昌治さんは悪くない。私だったら気を抜くまでもなくさらわれてたと思う。

「……いや、あのときは本当に気が抜けてたんだ」

何故か昌治さんはすごく言いづらそうに斜め上を見ながら言った。でも、そうはいっても、いきなり襲われたりしたら普通は対処できないと思う。

「今日、何の日か知ってるか」
「今日ですか?今日は、昌治さんの……」

そこまで言ったところで突然息ができなくなる。
昌治さんが私の唇に手を当てて、その先を遮っていた。

「……お前に祝ってもらえるかもしれねぇって、柄にもなく期待してたんだよ」

思いがけなかった言葉に、私は思わず目を見開く。そういう、理由だったの?
可笑しいような、笑っていいんだかわからないような。
私は泣いてるみたいに笑った。

「ちゃんと、用意しましたから。プレゼント」

気づけば私の声はまた涙声になっていて、昌治さんの肩に顔をうずめてこみ上げてくる涙を堪えた。

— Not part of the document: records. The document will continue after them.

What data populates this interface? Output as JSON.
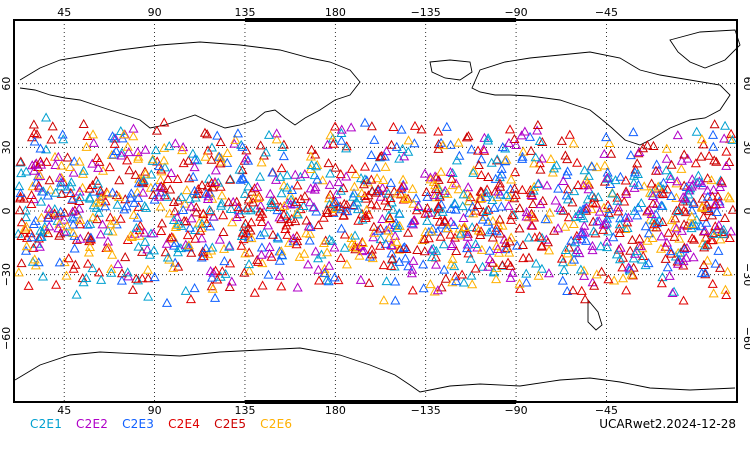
{
  "map": {
    "top_lon_labels": [
      "45",
      "90",
      "135",
      "180",
      "−135",
      "−90",
      "−45"
    ],
    "bottom_lon_labels": [
      "45",
      "90",
      "135",
      "180",
      "−135",
      "−90",
      "−45"
    ],
    "left_lat_labels": [
      "60",
      "30",
      "0",
      "−30",
      "−60"
    ],
    "right_lat_labels": [
      "60",
      "30",
      "0",
      "−30",
      "−60"
    ],
    "grid": "dotted",
    "point_latitude_range": [
      -45,
      45
    ],
    "marker": "open-triangle"
  },
  "legend": {
    "items": [
      {
        "label": "C2E1",
        "color": "#00a0d0"
      },
      {
        "label": "C2E2",
        "color": "#b000c8"
      },
      {
        "label": "C2E3",
        "color": "#1060ff"
      },
      {
        "label": "C2E4",
        "color": "#e00000"
      },
      {
        "label": "C2E5",
        "color": "#cc0000"
      },
      {
        "label": "C2E6",
        "color": "#ffb000"
      }
    ]
  },
  "product_label": "UCARwet2.2024-12-28"
}
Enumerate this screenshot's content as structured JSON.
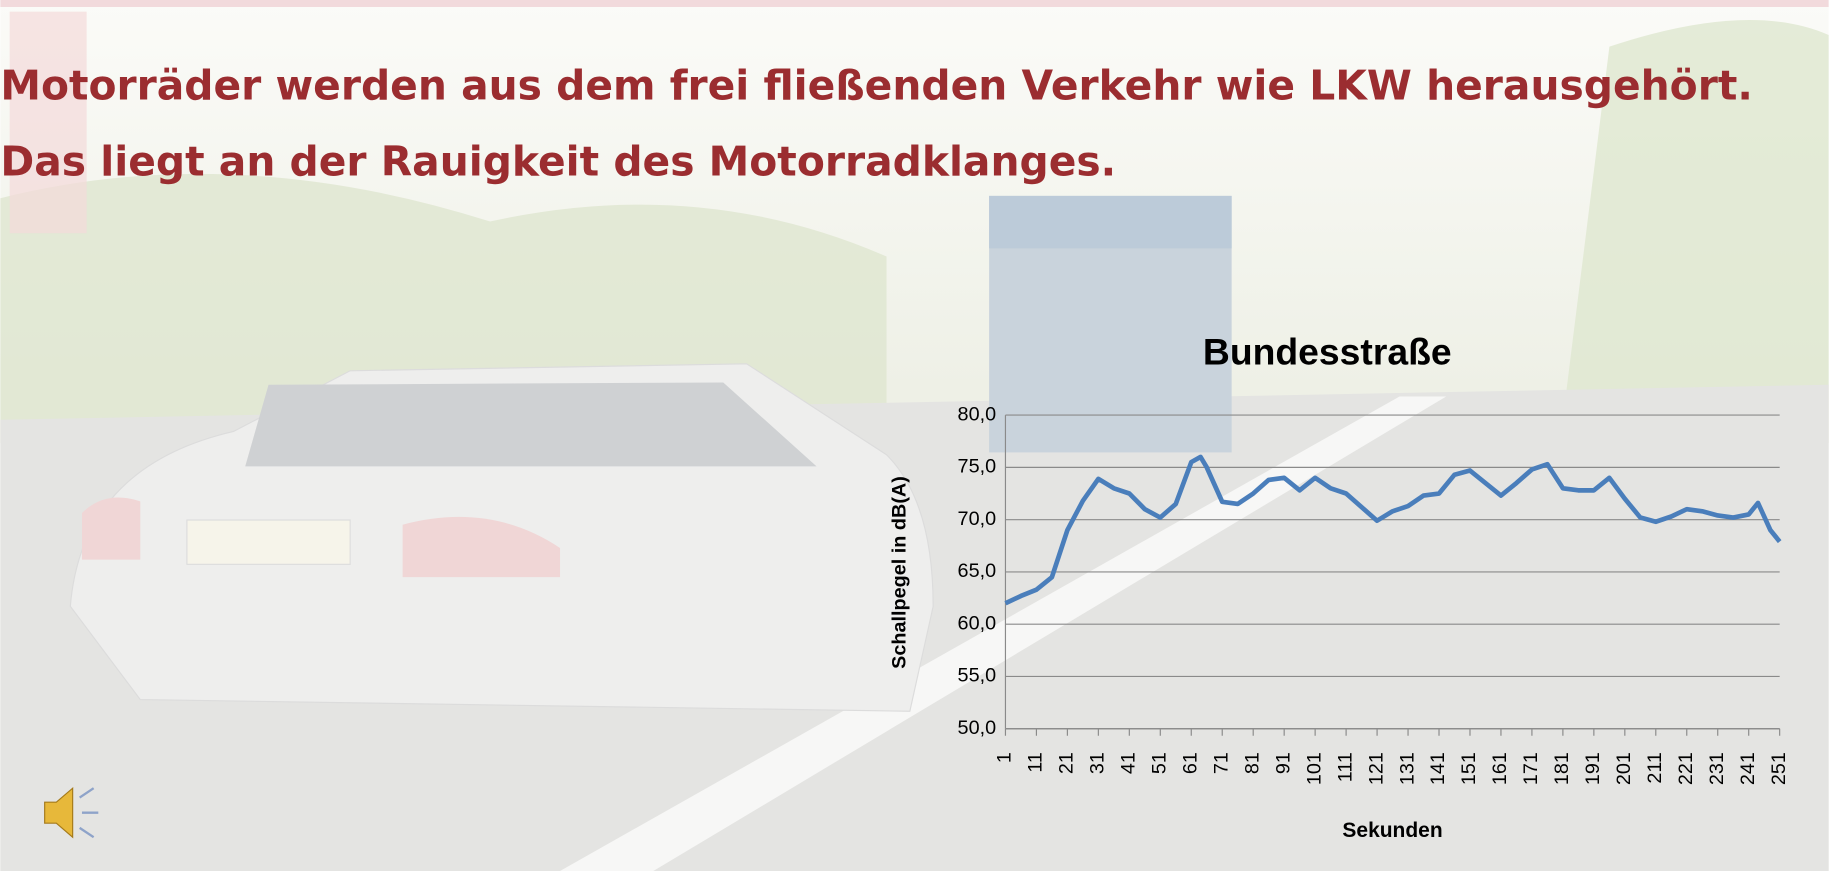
{
  "slide": {
    "title_lines": [
      "Motorräder werden aus dem frei fließenden Verkehr wie LKW herausgehört.",
      "Das liegt an der Rauigkeit des Motorradklanges."
    ]
  },
  "chart_data": {
    "type": "line",
    "title": "Bundesstraße",
    "xlabel": "Sekunden",
    "ylabel": "Schallpegel in dB(A)",
    "x": [
      1,
      6,
      11,
      16,
      21,
      26,
      31,
      36,
      41,
      46,
      51,
      56,
      61,
      64,
      66,
      71,
      76,
      81,
      86,
      91,
      96,
      101,
      106,
      111,
      116,
      121,
      126,
      131,
      136,
      141,
      146,
      151,
      156,
      161,
      166,
      171,
      176,
      181,
      186,
      191,
      196,
      201,
      206,
      211,
      216,
      221,
      226,
      231,
      236,
      241,
      244,
      248,
      251
    ],
    "series": [
      {
        "name": "Schallpegel",
        "color": "#4a7ebb",
        "values": [
          62.0,
          62.7,
          63.3,
          64.5,
          69.0,
          71.8,
          73.9,
          73.0,
          72.5,
          71.0,
          70.2,
          71.5,
          75.5,
          76.0,
          75.0,
          71.7,
          71.5,
          72.5,
          73.8,
          74.0,
          72.8,
          74.0,
          73.0,
          72.5,
          71.2,
          69.9,
          70.8,
          71.3,
          72.3,
          72.5,
          74.3,
          74.7,
          73.5,
          72.3,
          73.5,
          74.8,
          75.3,
          73.0,
          72.8,
          72.8,
          74.0,
          72.0,
          70.2,
          69.8,
          70.3,
          71.0,
          70.8,
          70.4,
          70.2,
          70.5,
          71.6,
          69.0,
          67.9
        ]
      }
    ],
    "xlim": [
      1,
      251
    ],
    "xticks": [
      1,
      11,
      21,
      31,
      41,
      51,
      61,
      71,
      81,
      91,
      101,
      111,
      121,
      131,
      141,
      151,
      161,
      171,
      181,
      191,
      201,
      211,
      221,
      231,
      241,
      251
    ],
    "ylim": [
      50,
      80
    ],
    "yticks": [
      {
        "value": 50,
        "label": "50,0"
      },
      {
        "value": 55,
        "label": "55,0"
      },
      {
        "value": 60,
        "label": "60,0"
      },
      {
        "value": 65,
        "label": "65,0"
      },
      {
        "value": 70,
        "label": "70,0"
      },
      {
        "value": 75,
        "label": "75,0"
      },
      {
        "value": 80,
        "label": "80,0"
      }
    ],
    "grid": true
  }
}
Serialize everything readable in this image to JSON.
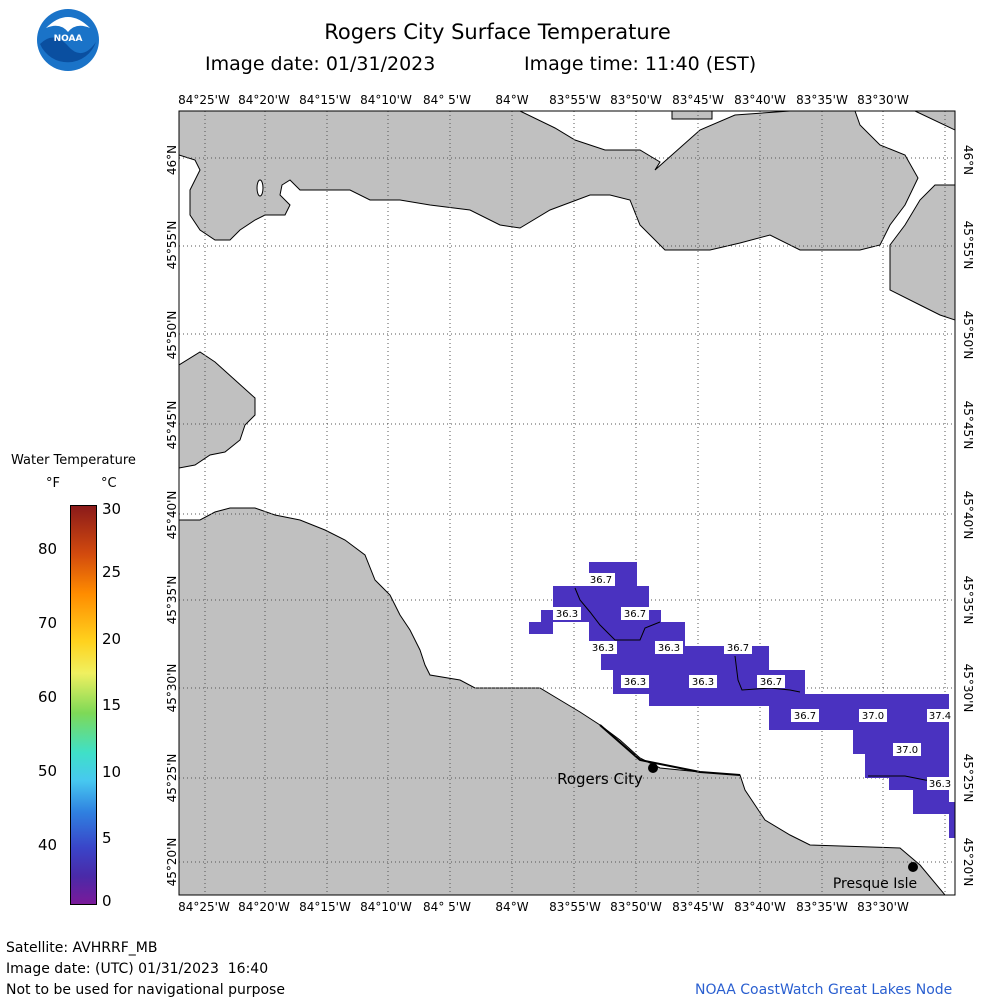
{
  "header": {
    "logo_text": "NOAA",
    "title": "Rogers City Surface Temperature",
    "image_date": "Image date: 01/31/2023",
    "image_time": "Image time: 11:40 (EST)"
  },
  "map": {
    "lon_labels": [
      "84°25'W",
      "84°20'W",
      "84°15'W",
      "84°10'W",
      "84° 5'W",
      "84°W",
      "83°55'W",
      "83°50'W",
      "83°45'W",
      "83°40'W",
      "83°35'W",
      "83°30'W"
    ],
    "lat_labels": [
      "46°N",
      "45°55'N",
      "45°50'N",
      "45°45'N",
      "45°40'N",
      "45°35'N",
      "45°30'N",
      "45°25'N",
      "45°20'N"
    ],
    "places": [
      {
        "name": "Rogers City"
      },
      {
        "name": "Presque Isle"
      }
    ],
    "temperature_labels": [
      "36.7",
      "36.3",
      "36.7",
      "36.3",
      "36.3",
      "36.7",
      "36.3",
      "36.3",
      "36.7",
      "36.7",
      "37.0",
      "37.4",
      "37.0",
      "36.3"
    ],
    "colors": {
      "land": "#c0c0c0",
      "water_cells": "#4a32c0",
      "water_cells_dark": "#5030b8",
      "grid": "#555555"
    }
  },
  "legend": {
    "title": "Water Temperature",
    "unit_f": "°F",
    "unit_c": "°C",
    "f_ticks": [
      "80",
      "70",
      "60",
      "50",
      "40"
    ],
    "c_ticks": [
      "30",
      "25",
      "20",
      "15",
      "10",
      "5",
      "0"
    ]
  },
  "footer": {
    "satellite": "Satellite: AVHRRF_MB",
    "image_date_utc": "Image date: (UTC) 01/31/2023  16:40",
    "disclaimer": "Not to be used for navigational purpose",
    "credit": "NOAA CoastWatch Great Lakes Node"
  }
}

「でも、欲しいもの、わからなくて。渡せるのかなって不安で……」
「お前がくれるもんならなんだって嬉しい。愛してる、楓」

昌治さんは優しく私を抱いて、じっと私の目を見つめた。気恥ずかしいけど嬉しくて、私も目が離せない。

「でも強いて言うなら、お前が欲しい」

昌治さんは私を見つめながら微笑んだ。
そして冗談めかして言われたその言葉に、私は黙ってキスをして応えた。